During the 1930s and 1940s, Abbas was considered as one of the most talented left sided forwards of his generation. He played for Al-Quwa Al-Jawiya and the Iraqi army national side in a career that spanned nearly twenty years.

He scored several important goals during his playing days, including one against Syrian club Al-Barada in 1938 while guesting for the Baghdad Olympic Club and one against the Polish Army in 1943.

After retiring he turned to coaching at Nadi Al-Feili in Baghdad and in 1958 he supervised the first Iraqi junior national side made up of the brightest prospects from Baghdad areas of Al-Rasafa and Al-Karkh. The group of youngsters included the likes of Abid Kadhim, Hassan "Balah" Ali, Husham Atta Ajaj, and Latif Shandal, all of whom would go on to play for the full national side.

He also had a hand at football administration, and in 1959 he was elected president of the Iraq Football Association, which he held for three years.

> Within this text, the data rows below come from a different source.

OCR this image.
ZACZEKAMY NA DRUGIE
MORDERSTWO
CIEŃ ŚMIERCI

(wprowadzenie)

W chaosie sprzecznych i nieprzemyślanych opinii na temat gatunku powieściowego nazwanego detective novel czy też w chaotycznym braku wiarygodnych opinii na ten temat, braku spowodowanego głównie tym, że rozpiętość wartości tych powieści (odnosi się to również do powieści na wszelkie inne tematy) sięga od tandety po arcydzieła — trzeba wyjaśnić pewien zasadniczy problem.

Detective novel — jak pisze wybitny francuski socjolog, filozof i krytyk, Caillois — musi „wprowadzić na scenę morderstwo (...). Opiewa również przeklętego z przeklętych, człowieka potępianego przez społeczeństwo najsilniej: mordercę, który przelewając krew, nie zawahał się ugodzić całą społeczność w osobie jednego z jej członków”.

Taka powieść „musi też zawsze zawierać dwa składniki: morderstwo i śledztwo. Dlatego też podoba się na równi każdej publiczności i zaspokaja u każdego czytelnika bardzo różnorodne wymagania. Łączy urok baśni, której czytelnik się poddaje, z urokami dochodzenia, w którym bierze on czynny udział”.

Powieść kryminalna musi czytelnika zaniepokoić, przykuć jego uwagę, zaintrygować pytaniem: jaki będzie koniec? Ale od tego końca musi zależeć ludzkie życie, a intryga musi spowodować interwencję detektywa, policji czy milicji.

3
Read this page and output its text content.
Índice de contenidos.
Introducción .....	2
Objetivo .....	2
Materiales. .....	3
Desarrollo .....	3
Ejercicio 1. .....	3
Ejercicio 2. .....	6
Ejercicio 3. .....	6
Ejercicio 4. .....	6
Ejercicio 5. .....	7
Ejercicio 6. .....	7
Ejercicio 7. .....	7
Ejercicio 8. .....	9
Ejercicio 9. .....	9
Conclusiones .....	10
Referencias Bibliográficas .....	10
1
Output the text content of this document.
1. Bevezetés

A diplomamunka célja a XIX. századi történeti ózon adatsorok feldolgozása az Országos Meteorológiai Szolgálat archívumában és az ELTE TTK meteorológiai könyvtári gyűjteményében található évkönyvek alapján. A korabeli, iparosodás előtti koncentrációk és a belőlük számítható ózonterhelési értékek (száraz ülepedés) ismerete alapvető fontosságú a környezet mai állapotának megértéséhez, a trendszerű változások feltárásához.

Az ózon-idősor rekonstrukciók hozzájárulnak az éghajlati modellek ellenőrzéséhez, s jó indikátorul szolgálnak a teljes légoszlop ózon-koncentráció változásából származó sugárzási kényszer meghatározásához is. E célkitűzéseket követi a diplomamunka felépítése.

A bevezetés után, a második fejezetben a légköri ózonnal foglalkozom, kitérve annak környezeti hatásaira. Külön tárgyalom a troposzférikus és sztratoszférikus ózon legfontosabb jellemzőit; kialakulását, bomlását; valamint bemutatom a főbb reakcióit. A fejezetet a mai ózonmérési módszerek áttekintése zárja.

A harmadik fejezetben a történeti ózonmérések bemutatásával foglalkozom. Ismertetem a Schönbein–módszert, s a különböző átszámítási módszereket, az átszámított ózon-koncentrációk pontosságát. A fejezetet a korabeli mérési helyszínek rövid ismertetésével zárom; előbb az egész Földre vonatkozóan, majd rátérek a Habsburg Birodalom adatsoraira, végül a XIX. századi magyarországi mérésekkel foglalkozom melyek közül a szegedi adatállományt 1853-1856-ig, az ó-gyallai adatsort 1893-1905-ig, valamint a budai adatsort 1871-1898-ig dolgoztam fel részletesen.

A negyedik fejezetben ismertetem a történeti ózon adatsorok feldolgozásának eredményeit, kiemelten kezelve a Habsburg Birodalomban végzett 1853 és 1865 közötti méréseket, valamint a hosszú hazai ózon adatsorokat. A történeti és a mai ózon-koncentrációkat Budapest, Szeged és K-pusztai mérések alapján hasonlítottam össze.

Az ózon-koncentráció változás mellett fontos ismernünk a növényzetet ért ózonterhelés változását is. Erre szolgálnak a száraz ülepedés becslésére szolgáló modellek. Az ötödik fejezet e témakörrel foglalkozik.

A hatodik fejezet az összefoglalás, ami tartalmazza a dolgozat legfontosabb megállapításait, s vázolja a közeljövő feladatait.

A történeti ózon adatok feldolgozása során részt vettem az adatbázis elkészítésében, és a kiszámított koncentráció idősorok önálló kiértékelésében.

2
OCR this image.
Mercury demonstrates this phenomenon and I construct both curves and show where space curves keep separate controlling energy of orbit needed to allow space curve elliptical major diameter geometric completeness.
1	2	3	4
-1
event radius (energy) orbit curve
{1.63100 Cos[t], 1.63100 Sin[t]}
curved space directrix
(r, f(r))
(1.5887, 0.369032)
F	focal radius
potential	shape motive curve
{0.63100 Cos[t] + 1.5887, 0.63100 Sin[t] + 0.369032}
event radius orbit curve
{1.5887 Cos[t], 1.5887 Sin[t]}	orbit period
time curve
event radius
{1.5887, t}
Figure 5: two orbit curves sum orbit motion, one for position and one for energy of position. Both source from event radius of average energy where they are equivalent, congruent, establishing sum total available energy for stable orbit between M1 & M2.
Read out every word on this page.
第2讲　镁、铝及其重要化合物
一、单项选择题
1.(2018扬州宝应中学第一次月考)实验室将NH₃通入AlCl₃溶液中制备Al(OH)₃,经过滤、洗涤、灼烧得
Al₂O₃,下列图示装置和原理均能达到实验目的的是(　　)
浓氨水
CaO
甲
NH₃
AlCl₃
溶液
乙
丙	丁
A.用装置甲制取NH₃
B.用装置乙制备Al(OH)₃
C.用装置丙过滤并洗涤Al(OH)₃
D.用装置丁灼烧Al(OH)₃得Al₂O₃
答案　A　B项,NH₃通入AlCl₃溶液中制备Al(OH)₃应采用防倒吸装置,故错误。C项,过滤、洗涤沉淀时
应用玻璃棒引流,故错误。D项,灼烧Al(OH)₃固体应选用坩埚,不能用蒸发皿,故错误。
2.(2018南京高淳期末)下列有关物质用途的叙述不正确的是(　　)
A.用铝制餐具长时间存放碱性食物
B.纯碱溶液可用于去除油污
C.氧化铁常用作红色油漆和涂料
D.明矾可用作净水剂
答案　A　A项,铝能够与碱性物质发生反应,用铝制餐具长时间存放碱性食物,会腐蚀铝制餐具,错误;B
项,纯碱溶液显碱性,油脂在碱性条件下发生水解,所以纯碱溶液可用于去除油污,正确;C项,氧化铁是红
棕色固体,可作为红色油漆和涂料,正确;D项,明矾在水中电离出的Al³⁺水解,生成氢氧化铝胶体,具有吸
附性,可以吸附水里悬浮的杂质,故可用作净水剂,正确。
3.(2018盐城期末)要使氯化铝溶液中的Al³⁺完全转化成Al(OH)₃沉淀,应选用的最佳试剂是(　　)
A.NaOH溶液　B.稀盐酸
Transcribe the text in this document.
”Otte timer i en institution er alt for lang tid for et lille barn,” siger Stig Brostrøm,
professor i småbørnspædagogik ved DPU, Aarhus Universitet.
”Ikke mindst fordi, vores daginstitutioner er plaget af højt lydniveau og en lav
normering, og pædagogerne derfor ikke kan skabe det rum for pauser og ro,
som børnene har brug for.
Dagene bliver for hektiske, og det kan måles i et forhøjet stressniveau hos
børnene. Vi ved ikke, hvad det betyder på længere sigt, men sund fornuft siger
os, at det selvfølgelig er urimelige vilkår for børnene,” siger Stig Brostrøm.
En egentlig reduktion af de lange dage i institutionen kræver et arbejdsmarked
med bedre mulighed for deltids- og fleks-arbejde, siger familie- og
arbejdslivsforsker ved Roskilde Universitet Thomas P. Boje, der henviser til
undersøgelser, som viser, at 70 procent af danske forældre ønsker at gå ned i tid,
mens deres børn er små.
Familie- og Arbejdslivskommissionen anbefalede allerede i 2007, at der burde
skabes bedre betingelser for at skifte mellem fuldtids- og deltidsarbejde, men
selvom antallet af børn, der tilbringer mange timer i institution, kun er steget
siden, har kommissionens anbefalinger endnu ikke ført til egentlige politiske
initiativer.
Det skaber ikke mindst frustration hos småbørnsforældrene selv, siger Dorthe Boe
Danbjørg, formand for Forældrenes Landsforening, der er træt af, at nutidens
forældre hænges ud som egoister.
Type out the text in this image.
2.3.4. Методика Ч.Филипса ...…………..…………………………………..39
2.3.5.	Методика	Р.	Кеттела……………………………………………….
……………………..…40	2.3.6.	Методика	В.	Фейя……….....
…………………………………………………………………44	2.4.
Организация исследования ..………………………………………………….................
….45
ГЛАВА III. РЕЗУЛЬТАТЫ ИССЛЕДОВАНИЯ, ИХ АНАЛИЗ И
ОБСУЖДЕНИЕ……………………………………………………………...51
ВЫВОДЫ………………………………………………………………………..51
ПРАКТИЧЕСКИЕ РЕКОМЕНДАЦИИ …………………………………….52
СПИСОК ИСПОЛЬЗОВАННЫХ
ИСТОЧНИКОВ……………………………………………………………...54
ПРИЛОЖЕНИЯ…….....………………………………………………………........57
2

In 1959 during the qualifiers for the 1960 Olympic Games in Rome, Hadi took charge of the national side for the last three matches, having been Shawqi Aboud's assistant for the first match against Lebanon.

He was one of many sportsmen who held memberships with the Iraqi Communist Party that were rounded up and imprisoned by the new Baathist government after the bloody coup of February 8, 1963. He was later released by authorities but kept himself out of the limelight until his death. At the time of ruling Hashemite monarchy, Hadi had been incarcerated at the notorious Nugra Salman Prison in Nassriya for his communist sympathies, and supervised the city's local youth team for a short spell.